Friday, September 14th, 2007Inland Empire
Directed by David Lynch, 2006.
Runtime: 3+ hours.
So I finally finished watching Inland Empire. I’ve wanted to see this movie since it was in [a limited number of] theaters. Lynch’s films are at best dense, confusing, and sometimes appear almost plot less. On the other side of the coin, they’re rich in a color and sound that has a quality unique to Lynch. I’m going to stop pouring adjectives onto his films before I start to sound like I’m a Film Studies Major or something, I’ll give you the Netflix school of criticism before I tell you about the movie. I read somewhere, I think on the internet somewhere, that Lynch is credited with bringing art house cinema to mainstream audiences. If that means anything to you, you’ve probably already seen the film.
I also have to state that this movies is the most terrifying thing I have ever seen emitted from the television. Vertigo would be a close second but the fear in Vertigo and the fear here are incomparable. This is a movie that isn’t horrifying, as in Texas Chainsaw Massacre, there’s nothing here that is disgusting, nothing really visceral. This is an intellectual fear, a fear of the dark, of the unknown, of slowly sinking into the cold water of your worst nightmare in the dirty corner of your grandmother’s house years after she’s died. [That image is mine, not cribbed from the film's plot.] Well, now in a roundabout way I’ve made clear a distinction in this case between horror and terror, whose usage usually gets mixed up and made nigh-synonymous.
Anyway, the lighting and sound are really what makes the film as astounding as I think it is. This is clearly a hot-button issue, even in my apartment where I was watching the second 3rd of the film, hoping to finish it when my roommate Mike goes to bed so he can work. My roommate Gus goes and turns off the DVD player after Mike gets up. I sit there flabergasted for a second because I’ve been ripped from the experience of Lynch dragging me along shot by shot through the twisting and strangely developing narrative that I’m so enjoying. I regain my ability to speak again momentarily and say “hey man, what did you do that for? I was watching that.” To which he responds, “oh, sorry, I didn’t think you could possibly be enjoying that.” I just give up and go downstairs and sleep for the night.
When I was able to finish the film recently I was somewhat disappointed by the ending but still satisfactorily unsatisfied.
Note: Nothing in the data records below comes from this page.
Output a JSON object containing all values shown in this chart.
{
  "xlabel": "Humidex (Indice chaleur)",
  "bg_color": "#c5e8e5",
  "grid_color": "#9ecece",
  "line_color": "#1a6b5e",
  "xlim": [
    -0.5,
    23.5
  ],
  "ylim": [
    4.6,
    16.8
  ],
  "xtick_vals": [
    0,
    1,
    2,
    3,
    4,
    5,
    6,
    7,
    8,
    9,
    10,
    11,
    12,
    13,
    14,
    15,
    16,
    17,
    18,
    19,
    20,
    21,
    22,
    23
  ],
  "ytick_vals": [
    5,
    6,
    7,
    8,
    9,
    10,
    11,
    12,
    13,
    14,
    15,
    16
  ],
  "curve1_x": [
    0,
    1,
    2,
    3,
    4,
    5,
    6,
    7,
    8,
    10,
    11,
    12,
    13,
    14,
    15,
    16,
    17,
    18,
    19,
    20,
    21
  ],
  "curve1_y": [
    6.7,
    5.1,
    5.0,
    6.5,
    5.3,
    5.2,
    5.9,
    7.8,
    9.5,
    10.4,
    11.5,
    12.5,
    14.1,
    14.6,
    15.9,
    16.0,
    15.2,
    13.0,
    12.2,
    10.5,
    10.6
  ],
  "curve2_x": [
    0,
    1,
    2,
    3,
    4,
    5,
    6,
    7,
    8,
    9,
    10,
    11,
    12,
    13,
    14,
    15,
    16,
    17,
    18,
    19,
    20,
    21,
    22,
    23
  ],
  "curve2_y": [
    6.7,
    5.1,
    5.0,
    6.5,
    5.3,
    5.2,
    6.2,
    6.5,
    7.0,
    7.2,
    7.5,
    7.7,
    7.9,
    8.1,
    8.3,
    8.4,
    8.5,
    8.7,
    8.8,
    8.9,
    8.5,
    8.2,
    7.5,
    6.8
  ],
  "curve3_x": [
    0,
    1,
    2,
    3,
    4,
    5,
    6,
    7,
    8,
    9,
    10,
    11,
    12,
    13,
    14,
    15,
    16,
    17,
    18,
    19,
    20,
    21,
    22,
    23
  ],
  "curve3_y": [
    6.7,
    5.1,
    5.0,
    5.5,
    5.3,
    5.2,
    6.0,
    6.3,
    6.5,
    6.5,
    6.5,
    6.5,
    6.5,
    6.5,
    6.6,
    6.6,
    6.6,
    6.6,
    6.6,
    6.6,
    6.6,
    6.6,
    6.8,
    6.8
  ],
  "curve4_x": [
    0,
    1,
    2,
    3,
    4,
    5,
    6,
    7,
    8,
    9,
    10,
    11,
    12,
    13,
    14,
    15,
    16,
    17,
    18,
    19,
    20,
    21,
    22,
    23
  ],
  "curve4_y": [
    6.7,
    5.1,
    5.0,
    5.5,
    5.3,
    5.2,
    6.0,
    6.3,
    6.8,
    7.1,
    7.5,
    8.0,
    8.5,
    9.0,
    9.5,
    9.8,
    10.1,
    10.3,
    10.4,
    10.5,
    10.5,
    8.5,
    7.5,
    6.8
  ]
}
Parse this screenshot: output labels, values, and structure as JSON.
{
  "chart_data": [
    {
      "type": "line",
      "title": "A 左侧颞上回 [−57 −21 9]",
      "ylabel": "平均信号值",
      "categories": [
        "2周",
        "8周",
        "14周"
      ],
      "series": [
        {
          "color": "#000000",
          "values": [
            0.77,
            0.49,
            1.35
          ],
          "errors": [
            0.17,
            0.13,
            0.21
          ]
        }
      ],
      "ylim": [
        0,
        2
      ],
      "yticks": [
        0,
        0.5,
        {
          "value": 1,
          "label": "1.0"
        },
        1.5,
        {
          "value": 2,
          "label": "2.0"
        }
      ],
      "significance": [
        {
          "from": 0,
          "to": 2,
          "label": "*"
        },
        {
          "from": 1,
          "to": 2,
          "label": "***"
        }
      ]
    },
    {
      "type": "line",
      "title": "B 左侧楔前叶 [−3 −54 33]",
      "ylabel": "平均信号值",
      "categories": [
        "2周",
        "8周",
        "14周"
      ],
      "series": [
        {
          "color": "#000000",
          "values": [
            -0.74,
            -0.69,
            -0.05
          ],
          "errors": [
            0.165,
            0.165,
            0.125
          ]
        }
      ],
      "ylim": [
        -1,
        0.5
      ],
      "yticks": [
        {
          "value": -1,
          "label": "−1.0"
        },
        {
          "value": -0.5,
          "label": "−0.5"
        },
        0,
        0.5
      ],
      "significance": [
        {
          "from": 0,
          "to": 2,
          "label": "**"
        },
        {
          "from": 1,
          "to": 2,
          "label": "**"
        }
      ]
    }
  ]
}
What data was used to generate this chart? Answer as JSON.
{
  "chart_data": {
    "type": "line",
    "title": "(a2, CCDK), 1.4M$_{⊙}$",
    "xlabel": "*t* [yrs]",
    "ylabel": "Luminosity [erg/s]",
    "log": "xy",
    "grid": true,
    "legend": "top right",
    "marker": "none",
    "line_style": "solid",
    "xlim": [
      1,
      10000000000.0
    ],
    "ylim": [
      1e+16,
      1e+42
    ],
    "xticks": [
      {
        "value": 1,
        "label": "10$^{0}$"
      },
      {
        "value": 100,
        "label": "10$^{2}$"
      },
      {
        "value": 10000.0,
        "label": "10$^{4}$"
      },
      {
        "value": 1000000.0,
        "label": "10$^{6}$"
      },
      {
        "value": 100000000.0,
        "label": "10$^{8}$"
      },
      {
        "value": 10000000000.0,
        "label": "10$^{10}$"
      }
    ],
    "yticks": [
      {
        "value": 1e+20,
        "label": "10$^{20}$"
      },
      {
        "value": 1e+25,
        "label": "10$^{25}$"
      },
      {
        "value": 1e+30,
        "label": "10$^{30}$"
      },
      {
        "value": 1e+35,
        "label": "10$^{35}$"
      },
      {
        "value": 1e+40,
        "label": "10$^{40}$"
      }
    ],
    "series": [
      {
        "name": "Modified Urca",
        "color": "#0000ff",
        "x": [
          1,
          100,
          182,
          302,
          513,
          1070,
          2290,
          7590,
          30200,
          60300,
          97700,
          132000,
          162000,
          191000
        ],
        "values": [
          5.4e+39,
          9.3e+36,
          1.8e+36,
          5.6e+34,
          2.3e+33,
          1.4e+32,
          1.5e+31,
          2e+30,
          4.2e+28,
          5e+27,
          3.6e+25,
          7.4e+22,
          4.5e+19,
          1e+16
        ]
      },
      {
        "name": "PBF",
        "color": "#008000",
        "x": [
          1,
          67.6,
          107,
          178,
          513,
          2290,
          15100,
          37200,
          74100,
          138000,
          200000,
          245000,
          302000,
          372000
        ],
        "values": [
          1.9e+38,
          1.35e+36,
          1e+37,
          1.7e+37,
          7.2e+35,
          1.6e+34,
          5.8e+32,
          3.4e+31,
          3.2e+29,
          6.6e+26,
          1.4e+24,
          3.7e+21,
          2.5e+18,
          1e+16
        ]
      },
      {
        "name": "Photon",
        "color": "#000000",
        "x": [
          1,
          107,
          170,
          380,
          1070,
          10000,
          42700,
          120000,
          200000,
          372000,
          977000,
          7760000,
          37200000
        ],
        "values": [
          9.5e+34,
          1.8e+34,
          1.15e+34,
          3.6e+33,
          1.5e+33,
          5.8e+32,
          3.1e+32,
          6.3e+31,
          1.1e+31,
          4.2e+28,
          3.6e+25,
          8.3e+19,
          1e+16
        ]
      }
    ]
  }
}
It ends up being a kind of inexplicable that you’re not expecting, which shows that Lynch knows what his audience will think so he presents that obvious option most obviously so as to encourage further thought on what’s going on in the plot beyond “she went crazy,” or “she’s just in the movie.”
And finally: Laura Dern gets added to my list of “Attractive Blond Women over 40.”
(Dern is 1/2 the list, Jodie Foster being the other 50%. I’ve got to go see her new movie. This attraction may be borne out of my love for Jurassic Park and Contact and something Freudian about the age I was when I saw the films I’ll not give credence to.)